Suasana di aula serbaguna terasa berbeda saat seluruh pegawai berkumpul untuk menyambut kehadiran Edison, S.ST., M.M., yang kini mengemban amanah sebagai Plt. Kepala Kantor Pertanahan Kabupaten Muna.
Bukan sekadar pertemuan formal, momen ini menjadi ajang "rekatkan barisan" antara pimpinan dan jajaran pegawai untuk menyatukan frekuensi demi pelayanan yang lebih baik.
Membangun Kekuatan dari Dalam
Dalam arahan perdananya, Edison tidak hanya berbicara soal angka dan target, tetapi menyentuh aspek esensial: Soliditas. Ia menekankan bahwa sebuah kantor pelayanan tidak akan bisa berdiri kokoh tanpa kerja sama tim yang harmonis.
"Kita adalah satu kesatuan. Pelayanan prima kepada masyarakat Muna tidak akan terwujud jika kita tidak solid di dalam. Mari kita jadikan sinergi sebagai bahan bakar utama kerja kita," pesan Edison yang disambut hangat oleh para peserta rapat, Senin 5 Januari 2026.
Edison juga menitipkan pesan kuat mengenai etika kerja. Di tengah tuntutan publik yang semakin tinggi terhadap transparansi, ia meminta seluruh jajaran baik pejabat struktural maupun fungsional untuk menjadikan integritas dan profesionalisme sebagai harga mati.
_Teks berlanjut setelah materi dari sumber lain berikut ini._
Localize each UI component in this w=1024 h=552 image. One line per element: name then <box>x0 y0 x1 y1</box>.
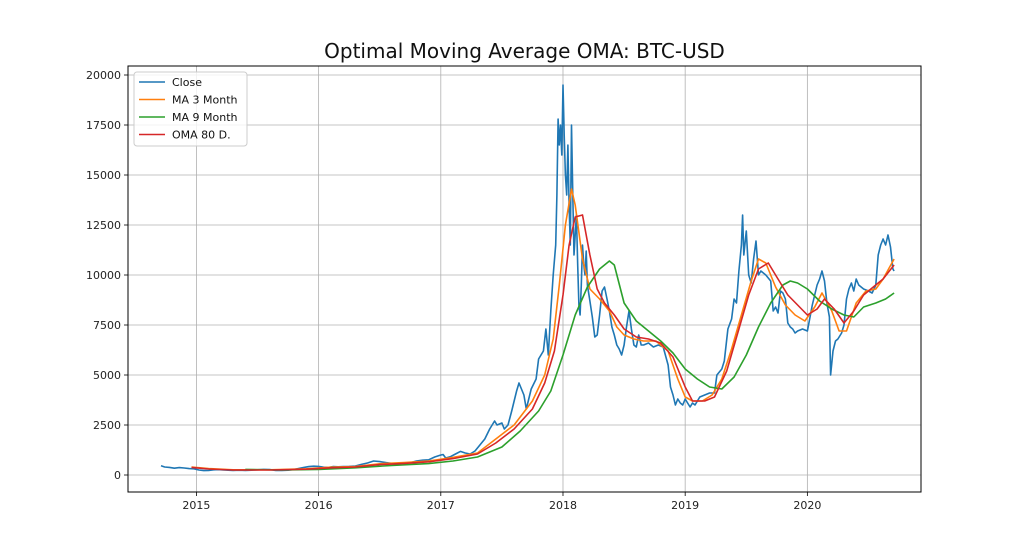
y-tick-label: 15000 <box>86 169 121 182</box>
legend: Close MA 3 Month MA 9 Month OMA 80 D. <box>133 71 248 147</box>
y-tick-label: 2500 <box>93 419 121 432</box>
chart-title: Optimal Moving Average OMA: BTC-USD <box>324 39 725 63</box>
legend-label: Close <box>172 76 202 89</box>
x-tick-label: 2015 <box>182 499 210 512</box>
x-tick-label: 2018 <box>549 499 577 512</box>
series-lines <box>160 84 895 472</box>
y-axis: 0 2500 5000 7500 10000 12500 15000 17500 20000 <box>86 69 128 482</box>
series-line-oma-80-d <box>191 214 895 471</box>
y-tick-label: 5000 <box>93 369 121 382</box>
x-axis: 2015 2016 2017 2018 2019 2020 <box>182 492 821 512</box>
series-line-ma-3-month <box>191 188 895 471</box>
y-tick-label: 12500 <box>86 219 121 232</box>
legend-box <box>133 71 248 147</box>
y-tick-label: 10000 <box>86 269 121 282</box>
y-tick-label: 20000 <box>86 69 121 82</box>
plot-frame <box>127 65 922 493</box>
legend-label: OMA 80 D. <box>172 129 231 142</box>
y-tick-label: 7500 <box>93 319 121 332</box>
y-tick-label: 0 <box>114 469 121 482</box>
x-tick-label: 2019 <box>671 499 699 512</box>
legend-label: MA 3 Month <box>172 94 238 107</box>
legend-label: MA 9 Month <box>172 111 238 124</box>
series-line-ma-9-month <box>245 260 895 471</box>
x-tick-label: 2020 <box>793 499 821 512</box>
x-tick-label: 2017 <box>427 499 455 512</box>
x-tick-label: 2016 <box>305 499 333 512</box>
y-tick-label: 17500 <box>86 119 121 132</box>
Tiga pilar utama yang menjadi fokus arahannya adalah:
Kedisiplinan Tinggi: Menjadi teladan dalam budaya kerja tepat waktu dan tepat sasaran.
Loyalitas pada Target: Mendukung penuh program strategis Kementerian ATR/BPN agar manfaatnya langsung dirasakan masyarakat.
Pelayanan Tanpa Sekat: Mewujudkan birokrasi yang transparan, akuntabel, dan ramah bagi setiap warga Muna yang mengurus pertanahan.
Rapat ini ditutup dengan optimisme tinggi. Dengan hadirnya kepemimpinan yang segar, Kantor Pertanahan Kabupaten Muna diharapkan mampu bertransformasi menjadi institusi yang lebih responsif dan inovatif.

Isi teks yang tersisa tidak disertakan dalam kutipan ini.